The Daily Telegraph reports that the man who ran the Poly Implant Protheses (PIP) company, which has been the center of a string of scandals relating to breast implants, is wanted for crimes involving "life and health".
Jean-Claude Mas, 72, former owner of the French company, is wanted by Costa Rican authorities which has triggered to issue a "red notice" for the arrest of Mr Mas. A red notice is the highest level of notice issued by the French based Interpol (International Criminal Police Organization) and is, in effect, an international arrest warrant.
The health scare relates to the risk that the implants could rupture and cause leakage of industrial-grade silicone into women's bodies. The British Association of Aesthetic Plastic Surgeons (BAAPS) issued a notice in banning PIP implants, which reflected the ban imposed in most other countries. Although there were reports of am link to cancer the reason for the ban was due to the implants containing non-medical grade silicone gel (intended for use in mattresses) and the fact that there was a risk of rupture.
A report issued by the AFP news agency recounts that more than 300,000 implants are believed to have been sold globally by PIP over the last 12 years in some 65 countries (half of the exports were distributed to South America, including to Venezuela, Colombia, Brazil, Argentina and Chile).
In France, the French government is offering to cover the costs for up to 30,000 women to have their implants removed. The BBC notes that 5% of women who are French citizens have experienced implants rupturing.
The willingness of the French authorities to remove the implants has caused debate within the UK, as Sky News reports. It is estimated that up to 50,000 British women have had the implants fitted. However, the UK Department of Health does not consider the risk to be as great as the French authorities are claiming. Any British women seeking to have the implants removed will have to do so at their own expense.

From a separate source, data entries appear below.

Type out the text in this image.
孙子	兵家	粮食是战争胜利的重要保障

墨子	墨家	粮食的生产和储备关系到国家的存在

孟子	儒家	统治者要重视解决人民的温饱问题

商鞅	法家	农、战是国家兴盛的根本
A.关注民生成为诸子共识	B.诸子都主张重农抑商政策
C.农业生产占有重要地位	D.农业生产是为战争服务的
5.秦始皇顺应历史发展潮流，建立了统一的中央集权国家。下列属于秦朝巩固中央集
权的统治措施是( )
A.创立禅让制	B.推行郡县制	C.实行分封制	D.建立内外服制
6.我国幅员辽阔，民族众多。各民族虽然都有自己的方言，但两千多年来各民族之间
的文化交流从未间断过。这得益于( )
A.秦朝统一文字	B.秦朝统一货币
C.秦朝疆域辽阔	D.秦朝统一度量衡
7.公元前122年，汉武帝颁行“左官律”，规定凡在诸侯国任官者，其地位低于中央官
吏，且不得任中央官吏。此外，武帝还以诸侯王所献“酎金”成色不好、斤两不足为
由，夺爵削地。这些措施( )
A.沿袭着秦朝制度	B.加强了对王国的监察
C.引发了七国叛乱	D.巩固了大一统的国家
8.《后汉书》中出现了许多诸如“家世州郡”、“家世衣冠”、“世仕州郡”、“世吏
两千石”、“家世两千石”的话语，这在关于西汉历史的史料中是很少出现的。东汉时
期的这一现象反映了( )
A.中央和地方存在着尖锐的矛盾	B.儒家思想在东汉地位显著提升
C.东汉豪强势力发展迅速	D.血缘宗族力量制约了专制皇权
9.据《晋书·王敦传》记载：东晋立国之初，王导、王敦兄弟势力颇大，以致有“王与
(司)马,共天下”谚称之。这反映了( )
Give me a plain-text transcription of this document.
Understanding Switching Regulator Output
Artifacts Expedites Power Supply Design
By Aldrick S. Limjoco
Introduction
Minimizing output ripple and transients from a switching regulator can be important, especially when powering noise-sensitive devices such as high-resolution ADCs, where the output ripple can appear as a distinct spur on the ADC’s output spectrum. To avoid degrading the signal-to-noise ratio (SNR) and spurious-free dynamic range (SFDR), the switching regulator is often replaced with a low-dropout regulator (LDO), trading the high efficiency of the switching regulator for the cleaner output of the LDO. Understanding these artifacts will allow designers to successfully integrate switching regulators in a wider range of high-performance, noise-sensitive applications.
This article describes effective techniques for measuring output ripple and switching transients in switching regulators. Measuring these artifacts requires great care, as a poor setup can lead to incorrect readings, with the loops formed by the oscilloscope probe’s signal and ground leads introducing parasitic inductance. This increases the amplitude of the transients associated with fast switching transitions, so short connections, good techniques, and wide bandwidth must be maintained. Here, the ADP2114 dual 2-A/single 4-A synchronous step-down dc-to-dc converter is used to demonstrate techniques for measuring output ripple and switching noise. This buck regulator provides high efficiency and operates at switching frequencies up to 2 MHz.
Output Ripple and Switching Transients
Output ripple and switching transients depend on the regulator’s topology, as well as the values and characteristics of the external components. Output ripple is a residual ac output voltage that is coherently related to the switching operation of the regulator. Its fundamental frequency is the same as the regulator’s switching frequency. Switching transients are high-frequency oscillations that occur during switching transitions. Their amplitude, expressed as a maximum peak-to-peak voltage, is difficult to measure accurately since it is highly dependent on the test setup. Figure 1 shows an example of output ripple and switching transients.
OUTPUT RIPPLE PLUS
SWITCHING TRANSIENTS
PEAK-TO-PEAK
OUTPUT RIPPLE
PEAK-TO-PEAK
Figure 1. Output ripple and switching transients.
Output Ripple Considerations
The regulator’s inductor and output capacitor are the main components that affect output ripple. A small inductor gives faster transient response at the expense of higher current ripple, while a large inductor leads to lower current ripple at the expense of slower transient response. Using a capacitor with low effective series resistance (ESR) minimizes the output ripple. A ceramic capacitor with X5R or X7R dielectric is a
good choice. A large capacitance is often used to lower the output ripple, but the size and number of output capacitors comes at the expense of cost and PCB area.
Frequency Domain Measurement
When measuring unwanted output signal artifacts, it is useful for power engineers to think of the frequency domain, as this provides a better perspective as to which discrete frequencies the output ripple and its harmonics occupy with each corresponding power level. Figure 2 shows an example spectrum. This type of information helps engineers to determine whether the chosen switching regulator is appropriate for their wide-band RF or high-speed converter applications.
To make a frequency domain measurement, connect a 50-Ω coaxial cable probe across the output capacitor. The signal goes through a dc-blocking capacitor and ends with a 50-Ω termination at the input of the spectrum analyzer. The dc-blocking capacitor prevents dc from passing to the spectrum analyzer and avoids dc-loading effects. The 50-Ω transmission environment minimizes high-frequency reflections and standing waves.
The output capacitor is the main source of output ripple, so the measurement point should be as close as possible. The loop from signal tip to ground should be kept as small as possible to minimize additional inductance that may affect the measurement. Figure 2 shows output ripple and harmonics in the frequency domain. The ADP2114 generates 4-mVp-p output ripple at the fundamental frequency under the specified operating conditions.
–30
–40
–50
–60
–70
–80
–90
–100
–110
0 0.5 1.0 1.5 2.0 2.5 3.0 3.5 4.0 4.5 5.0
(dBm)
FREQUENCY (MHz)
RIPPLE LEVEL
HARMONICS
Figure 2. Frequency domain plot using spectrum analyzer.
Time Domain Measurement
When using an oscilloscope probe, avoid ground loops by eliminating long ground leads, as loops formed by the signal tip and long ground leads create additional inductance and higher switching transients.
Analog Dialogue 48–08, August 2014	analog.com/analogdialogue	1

This has lead to some 270 women in the UK starting the process to sue the clinics where they were fitted with PIP implants. Any measures against PIP itself are uncertain as the company went into liquidation.
The fact that so many women around the world received substandard implants made from materials which were not of a medical grade and for which there is a chance that they might leak, is a major scandal which puts into question not just the company which manufactured them but the dozens of surgical centers which purchased them.